Il a fallu un bon mois pour que j'enlève ses vêtements de l'armoire. Il était devenu trop dur de les voir à chaque fois que je rangeais/prenais mes affaires. Ça faisait comme s'il allait rentrer, alors que j'avais conscience que non, c'était pas possible. J'ai attendu d'aller mal pour le faire. Car même si on vit tous le deuil et la douleur différemment, j'ai souvent retrouvé dans les témoignages cet aspect non linéaire du deuil, et c'est aussi comme ça que je vis les choses. En plan large ça va de mieux en mieux, mais en vue serrée c'est les montagnes russes. J'ai donc attendu d'être dans une période de « creux » pour me saisir d'une valise et mettre toutes ses affaires dedans, parce que ça ne me ferait pas forcément aller plus mal et qu'ainsi je pourrais pleinement savourer les bonnes journées qui suivent lez journées creuses pour profiter du soleil, ou voir des amis, plutôt que de trier des affaires en chialant.

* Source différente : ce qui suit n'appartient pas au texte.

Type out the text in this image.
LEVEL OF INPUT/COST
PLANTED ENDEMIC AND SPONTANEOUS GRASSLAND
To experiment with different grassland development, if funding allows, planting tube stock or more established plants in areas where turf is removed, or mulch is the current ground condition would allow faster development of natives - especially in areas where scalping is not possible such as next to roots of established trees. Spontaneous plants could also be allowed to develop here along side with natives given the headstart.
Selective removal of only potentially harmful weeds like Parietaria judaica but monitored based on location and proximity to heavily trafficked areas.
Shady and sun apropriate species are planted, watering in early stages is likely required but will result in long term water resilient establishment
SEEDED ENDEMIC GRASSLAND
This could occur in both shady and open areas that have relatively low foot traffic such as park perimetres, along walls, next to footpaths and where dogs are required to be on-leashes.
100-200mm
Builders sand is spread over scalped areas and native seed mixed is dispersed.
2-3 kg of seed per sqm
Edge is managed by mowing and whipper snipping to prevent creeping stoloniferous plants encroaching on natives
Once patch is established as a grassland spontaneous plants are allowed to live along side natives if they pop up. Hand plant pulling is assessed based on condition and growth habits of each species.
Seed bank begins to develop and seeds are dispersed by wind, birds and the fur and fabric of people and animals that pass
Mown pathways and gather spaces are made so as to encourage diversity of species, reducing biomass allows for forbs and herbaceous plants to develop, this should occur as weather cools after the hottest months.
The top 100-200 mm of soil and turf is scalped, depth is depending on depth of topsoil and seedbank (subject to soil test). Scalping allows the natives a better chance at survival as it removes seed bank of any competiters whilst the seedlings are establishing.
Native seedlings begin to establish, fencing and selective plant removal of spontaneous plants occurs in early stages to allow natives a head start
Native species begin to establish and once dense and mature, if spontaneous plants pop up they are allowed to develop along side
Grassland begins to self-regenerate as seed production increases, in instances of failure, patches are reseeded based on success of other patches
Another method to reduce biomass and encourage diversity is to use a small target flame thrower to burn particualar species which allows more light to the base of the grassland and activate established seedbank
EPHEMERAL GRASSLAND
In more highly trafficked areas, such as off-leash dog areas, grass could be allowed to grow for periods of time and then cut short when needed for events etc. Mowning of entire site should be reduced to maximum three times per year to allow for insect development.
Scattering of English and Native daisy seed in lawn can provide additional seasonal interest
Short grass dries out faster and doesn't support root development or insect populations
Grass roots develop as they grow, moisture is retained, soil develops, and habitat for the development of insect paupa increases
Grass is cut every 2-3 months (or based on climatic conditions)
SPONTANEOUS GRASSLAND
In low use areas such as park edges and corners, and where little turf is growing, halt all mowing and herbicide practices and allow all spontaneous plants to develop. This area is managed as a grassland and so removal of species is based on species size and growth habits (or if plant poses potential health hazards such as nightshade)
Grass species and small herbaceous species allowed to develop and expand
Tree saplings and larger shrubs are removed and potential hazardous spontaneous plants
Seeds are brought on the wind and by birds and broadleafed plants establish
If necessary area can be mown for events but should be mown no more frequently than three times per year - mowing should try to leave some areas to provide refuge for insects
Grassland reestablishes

Sinon dans le décor, rien n'a vraiment changé, pour l'instant. C'est pas forcément parce que j'ai envie d'ouvrir un musée, mais au tout début quand j'ai ressenti mon monde s'écrouler, j'avais envie que le décor, au moins, reste comme avant. Car c'était chez nous mais c'est aussi mon chez moi, mon refuge, ma cabane.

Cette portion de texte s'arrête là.